Parenting Burnout: How It Can Destroy Your Marriage

Parenting Burnout Destroy Marriage

Have you ever heard of parenting burnout? Parenting burnout is a hidden killer that ends up destroying more marriages than what people actually know of. Scary, but true. Having a child can bring so many positive changes in your married life, but if you do not take a break now and then, it will end up being detrimental for you and your marriage.

Why do so many couples unravel while parenting? Why do so many marriages self-destruct?

Of the kinds of parenting dilemmas I see in my office, parent burnout is among the most common and unrecognized. Remarkably, most parents don’t even realize they’re suffering from it. Ask these parents when was the last time they took a break from parenting and they stare at you stupefied: “You’re allowed to take a break?”

Alarming Parenting Statistics

According to a Wall Street Journal article “Here Comes the Baby, There Goes the Marriage” approximately two-thirds of couples see the quality of their relationship plummet within three years of the birth of a child—with mother’s’ dissatisfaction leading the way, and more women filing for divorce than men. Within five years after the birth of a first child, over 40 percent percent of couples will go their separate ways. Some studies report marriages failing within 18 months after the first child is born.

Clearly, couples are painfully unprepared for the demands of parenting; in fact, parenthood may be a frequent cause of separations, divorces, and failed relationships. (See “Top Ten Parenting Mistakes“)
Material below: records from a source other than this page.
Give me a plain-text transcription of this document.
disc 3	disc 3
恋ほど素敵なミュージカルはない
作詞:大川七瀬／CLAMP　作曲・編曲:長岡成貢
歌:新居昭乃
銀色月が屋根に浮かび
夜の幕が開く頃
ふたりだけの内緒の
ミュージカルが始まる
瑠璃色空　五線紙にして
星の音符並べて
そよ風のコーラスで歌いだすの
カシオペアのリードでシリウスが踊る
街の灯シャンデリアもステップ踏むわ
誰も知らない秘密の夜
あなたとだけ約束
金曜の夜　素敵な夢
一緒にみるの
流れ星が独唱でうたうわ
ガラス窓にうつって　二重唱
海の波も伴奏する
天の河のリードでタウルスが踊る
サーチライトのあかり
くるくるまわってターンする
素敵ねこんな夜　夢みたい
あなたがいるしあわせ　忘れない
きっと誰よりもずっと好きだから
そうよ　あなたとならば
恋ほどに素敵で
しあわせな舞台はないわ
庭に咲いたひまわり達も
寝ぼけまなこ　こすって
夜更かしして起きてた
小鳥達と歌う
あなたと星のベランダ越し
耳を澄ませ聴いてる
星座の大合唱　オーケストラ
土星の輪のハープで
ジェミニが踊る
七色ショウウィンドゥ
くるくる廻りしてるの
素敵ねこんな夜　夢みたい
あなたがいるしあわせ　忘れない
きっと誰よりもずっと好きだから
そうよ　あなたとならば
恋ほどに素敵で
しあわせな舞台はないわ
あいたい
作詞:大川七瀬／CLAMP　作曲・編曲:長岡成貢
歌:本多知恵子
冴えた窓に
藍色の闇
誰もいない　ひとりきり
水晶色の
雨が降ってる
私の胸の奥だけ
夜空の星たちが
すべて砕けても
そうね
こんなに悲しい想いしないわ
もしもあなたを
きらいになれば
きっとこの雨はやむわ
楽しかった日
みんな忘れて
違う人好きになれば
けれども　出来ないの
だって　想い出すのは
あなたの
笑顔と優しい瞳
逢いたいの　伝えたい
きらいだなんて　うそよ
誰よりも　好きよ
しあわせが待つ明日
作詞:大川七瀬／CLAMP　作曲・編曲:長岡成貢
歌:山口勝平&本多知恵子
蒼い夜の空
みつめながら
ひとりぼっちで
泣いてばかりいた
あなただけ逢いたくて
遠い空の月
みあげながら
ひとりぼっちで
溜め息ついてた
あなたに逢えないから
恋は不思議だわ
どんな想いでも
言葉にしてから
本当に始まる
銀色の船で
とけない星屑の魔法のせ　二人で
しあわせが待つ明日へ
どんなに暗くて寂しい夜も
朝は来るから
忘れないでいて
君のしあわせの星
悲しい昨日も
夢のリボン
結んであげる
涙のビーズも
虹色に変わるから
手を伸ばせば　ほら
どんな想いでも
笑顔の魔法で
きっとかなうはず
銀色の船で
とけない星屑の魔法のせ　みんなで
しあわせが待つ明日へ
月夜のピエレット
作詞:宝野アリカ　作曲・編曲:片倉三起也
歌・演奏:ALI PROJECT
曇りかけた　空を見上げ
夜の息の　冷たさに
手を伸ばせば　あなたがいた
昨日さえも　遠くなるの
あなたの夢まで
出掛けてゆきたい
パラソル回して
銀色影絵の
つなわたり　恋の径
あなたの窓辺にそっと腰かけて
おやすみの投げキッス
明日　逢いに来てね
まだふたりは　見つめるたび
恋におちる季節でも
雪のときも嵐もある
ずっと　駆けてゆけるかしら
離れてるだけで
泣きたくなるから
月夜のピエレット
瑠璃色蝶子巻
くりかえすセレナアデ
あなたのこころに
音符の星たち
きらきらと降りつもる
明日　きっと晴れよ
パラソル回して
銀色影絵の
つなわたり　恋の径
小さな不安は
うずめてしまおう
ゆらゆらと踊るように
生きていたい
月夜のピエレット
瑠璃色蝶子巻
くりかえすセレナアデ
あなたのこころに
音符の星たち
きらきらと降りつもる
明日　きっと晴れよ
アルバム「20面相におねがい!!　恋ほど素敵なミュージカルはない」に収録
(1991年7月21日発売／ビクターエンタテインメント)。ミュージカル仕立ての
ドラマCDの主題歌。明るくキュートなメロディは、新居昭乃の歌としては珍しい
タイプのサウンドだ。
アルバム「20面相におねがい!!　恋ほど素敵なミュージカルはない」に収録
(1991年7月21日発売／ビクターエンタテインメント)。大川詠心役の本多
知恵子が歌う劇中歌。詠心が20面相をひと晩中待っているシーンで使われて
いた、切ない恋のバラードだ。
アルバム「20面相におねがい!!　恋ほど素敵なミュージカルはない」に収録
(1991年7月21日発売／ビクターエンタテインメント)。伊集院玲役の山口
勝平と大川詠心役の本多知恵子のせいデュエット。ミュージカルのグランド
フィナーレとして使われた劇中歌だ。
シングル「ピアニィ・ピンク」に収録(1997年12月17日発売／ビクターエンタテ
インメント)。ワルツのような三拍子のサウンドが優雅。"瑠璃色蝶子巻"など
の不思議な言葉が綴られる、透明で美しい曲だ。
Signs of Parenting Burnout

If you’re a burnt-out parent, you’re exhausted in every way; you’ve neglected yourself without mercy. Depleted emotionally, intellectually, and creatively, you stumble through your routines, doze off in mid-sentence, or stare at a computer or television screen in a weary hypnotic trance. You’ve probably even forgotten that you have needs. Is it any wonder that you suffer low energy, mood swings, and over-the-top reactions to frustration?

If you find yourself humorless, angry, critical often—maybe it’s not your child, partner or friends; maybe it’s you.

The Roots of Self-Neglect

From the very beginning, parenting is rough on your body and mind. You sleep less, eat more. Healthy habits deteriorate. You stop exercising or socializing (especially with “non-parent” types). Gradually, your life drifts off course, and your relationship sours.

What’s more, children are gifted crisis creators, no matter what their age. They get sick, have accidents, lose things, and continually rearrange your priorities. The more time you spend running after them and tending to their needs, the less time you spend tending to your own.

Self-reflection is gone from your life. Soon you find yourself living in a reactive state, forever responding to your kid’s never-ending wants while ignoring your partner’s needs too. Is it any wonder that your relationship starts to unravel?

Related: 3 Radical Acts of Self Care That will Help You Heal After Burnout

Personal Experience

In the year after the birth of my first child, I unwittingly gained thirty-three pounds. With new financial demands, I worked more hours than ever before. I ate poorly, slept poorly, suffered chronic back pain, and what little hair I had left on top of my head was soon gone. Seriously, all of it—gone!

The worst part was the toll parenting took on my marriage. My wife and I spent less quality time together. And when we did, one of us was usually falling asleep in the middle of a conversation. In the mornings, we’d bump up against each other near our coffee machine with this intimate exchange:

“Hey.”

“Hey.”

It took us years to overcome parent burnout—but it doesn’t have to take you that long.

From Self-Neglect to Self-Care

Taking care of yourself is a vital part of being a good parent and a good partner. To get your life back, you don’t need to spend a fortune on therapy. Start your recovery by reviewing this burnout prevention checklist.

1. Schedule a Weekly Date.

Being a parent is not an identity—it’s part of who you are. As soon as possible, arrange for babysitters—relatives, neighbors, friends. It’s crucial you put aside time for yourself and your partner. This is often surprisingly difficult, especially when you’ve fallen into the habit of self-neglect.

Turn your attention to new topics and activities that have nothing to do with parenting. A well-rounded parent is always better than a burnt-out parent.